# Civil War Figures?



## geekchris (May 9, 2016)

Hello,
I am planning a Civil War Diorama, and I was wondering if anyone knew of any good sources of Civil War figure kits, preferably in a larger scale, 1/50 or larger. I've done some looking and it doesn't look like there is much out there. I'm mainly looking for infantry, although some cavalry and artillery would also be nice.
-Chris


----------



## Owen E Oulton (Jan 6, 2012)

I believe there are several sets of 1/32 scale US Civil War figure sets available, possibly from Airfix. These are one-piece figures in a soft polythene plastic, but can be pre-primed with Krylon plastic fusion paints designed for patio furniture, then primed with regular primer and painted any way you like, with your choice of paints. The fusion paints bond chemicaly with the plastic and wan withstand moderate stress without cracking and flaking off. You'd be best off washing them with grease-fighting dish detergent and thoroughly rinsing them first.


----------



## djnick66 (May 2, 2008)

Airfix never made any 1/32 Civil War figures but other companies do. Armies in Plastic, Clasic Toy Soldiers, Marx, etc. all have various 54mm, 1/32 and 60mm Civil War figures and accessories. 

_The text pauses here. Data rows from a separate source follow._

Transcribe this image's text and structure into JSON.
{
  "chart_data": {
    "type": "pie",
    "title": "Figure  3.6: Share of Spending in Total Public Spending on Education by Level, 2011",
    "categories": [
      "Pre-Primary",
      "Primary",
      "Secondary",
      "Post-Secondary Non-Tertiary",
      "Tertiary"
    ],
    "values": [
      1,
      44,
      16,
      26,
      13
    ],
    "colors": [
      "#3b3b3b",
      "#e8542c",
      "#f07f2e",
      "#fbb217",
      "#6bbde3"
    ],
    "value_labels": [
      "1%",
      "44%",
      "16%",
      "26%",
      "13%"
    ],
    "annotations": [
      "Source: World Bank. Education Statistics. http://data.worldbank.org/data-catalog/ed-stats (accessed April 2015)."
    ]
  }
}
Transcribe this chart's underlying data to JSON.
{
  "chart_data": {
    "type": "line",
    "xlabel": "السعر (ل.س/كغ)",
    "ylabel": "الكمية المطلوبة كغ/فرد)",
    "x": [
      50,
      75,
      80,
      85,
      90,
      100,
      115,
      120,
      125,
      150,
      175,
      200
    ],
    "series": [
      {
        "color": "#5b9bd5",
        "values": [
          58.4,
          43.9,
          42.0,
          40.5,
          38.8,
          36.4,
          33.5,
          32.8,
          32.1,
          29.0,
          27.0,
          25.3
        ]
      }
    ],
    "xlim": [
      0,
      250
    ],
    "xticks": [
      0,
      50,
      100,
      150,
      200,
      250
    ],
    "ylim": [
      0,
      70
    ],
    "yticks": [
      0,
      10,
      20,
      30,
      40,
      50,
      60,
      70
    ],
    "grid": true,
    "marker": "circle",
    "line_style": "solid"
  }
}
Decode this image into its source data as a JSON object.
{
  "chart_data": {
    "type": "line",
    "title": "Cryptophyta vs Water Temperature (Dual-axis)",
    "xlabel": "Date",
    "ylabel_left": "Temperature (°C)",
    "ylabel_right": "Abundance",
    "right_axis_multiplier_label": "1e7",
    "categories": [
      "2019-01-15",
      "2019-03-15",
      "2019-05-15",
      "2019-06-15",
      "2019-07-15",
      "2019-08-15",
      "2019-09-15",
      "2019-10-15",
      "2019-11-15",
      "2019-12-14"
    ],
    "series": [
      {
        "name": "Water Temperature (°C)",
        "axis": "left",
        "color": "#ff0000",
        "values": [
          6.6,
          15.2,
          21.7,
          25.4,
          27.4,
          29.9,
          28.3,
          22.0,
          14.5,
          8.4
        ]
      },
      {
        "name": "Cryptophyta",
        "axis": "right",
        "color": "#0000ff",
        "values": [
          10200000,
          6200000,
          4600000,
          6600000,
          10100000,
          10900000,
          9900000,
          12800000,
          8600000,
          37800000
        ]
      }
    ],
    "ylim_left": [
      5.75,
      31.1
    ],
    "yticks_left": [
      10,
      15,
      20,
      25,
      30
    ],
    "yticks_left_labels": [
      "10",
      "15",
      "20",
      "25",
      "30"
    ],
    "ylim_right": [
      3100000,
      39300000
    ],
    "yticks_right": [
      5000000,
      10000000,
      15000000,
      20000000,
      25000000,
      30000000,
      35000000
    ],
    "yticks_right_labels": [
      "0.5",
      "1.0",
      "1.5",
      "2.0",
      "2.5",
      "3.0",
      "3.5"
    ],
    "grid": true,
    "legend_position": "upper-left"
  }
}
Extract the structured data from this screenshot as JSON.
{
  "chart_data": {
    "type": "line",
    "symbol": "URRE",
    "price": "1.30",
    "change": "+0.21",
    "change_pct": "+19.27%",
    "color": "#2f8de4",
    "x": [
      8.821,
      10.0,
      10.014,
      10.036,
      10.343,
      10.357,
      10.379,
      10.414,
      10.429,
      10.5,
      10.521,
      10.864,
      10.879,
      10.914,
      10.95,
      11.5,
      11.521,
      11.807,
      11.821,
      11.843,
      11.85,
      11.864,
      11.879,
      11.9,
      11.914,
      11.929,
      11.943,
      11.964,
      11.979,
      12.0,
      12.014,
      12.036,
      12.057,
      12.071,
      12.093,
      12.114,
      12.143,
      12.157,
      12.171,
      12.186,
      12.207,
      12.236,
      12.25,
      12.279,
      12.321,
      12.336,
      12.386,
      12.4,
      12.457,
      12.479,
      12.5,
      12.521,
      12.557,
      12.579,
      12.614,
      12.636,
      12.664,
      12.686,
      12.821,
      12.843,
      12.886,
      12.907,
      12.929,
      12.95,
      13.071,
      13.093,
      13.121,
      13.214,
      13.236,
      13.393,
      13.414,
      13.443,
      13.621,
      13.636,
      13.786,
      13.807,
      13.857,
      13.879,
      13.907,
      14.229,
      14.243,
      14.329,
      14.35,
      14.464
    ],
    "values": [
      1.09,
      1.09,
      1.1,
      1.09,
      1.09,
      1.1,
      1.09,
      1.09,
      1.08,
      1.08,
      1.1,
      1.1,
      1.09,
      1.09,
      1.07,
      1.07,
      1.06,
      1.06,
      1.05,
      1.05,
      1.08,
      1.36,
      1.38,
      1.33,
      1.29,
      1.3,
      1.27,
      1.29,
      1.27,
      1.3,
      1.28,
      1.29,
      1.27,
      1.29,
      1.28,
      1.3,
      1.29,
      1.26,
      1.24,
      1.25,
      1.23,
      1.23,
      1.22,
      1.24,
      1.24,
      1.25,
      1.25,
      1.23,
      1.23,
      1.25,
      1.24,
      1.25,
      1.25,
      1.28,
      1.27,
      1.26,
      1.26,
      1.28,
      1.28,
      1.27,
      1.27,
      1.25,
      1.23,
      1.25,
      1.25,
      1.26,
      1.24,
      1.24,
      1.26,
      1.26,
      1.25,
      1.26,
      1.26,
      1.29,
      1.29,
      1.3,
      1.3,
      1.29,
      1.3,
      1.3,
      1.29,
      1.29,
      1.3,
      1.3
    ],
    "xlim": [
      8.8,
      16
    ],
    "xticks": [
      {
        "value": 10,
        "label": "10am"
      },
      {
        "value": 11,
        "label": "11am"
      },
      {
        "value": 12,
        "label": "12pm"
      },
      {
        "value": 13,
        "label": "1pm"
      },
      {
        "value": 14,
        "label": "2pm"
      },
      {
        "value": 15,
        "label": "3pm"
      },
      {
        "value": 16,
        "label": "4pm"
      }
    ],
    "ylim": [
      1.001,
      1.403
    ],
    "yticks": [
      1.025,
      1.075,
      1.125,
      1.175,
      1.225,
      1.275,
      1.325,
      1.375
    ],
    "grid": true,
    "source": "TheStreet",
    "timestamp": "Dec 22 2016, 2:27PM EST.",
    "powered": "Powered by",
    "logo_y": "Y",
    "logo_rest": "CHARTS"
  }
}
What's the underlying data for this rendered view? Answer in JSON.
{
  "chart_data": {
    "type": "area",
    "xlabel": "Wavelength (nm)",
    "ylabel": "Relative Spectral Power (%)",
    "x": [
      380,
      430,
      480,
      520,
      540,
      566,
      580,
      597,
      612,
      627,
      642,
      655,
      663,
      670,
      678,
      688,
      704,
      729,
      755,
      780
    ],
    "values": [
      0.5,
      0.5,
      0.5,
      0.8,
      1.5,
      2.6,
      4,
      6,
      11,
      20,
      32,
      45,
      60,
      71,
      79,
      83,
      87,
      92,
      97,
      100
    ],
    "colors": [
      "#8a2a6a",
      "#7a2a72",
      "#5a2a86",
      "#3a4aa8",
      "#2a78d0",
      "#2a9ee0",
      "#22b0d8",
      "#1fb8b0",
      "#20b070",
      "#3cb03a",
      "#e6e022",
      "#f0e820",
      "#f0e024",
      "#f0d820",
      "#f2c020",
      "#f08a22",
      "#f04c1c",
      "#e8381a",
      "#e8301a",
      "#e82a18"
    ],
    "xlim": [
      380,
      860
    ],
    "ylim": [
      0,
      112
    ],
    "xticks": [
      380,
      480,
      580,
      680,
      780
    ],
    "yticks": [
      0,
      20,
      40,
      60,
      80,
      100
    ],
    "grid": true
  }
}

The soft plastic figures are not terribly hard to paint but paint will flake off of thin parts like rifles and bayonets if you are not careful. The Krylon Fusion paint does sort of adhere but it is also very very very thick. I painted some Marx Roman accessories with it and was disappointed both in the thickness and the fact that it took forever to dry.

I&R Miniatures is still around and they offer a wide range of 54mm metal civil war figures and accessories that are intended for dioramas and scenes. Of course the cost is more, but you get what you pay for and metal is more durable than rubber.


----------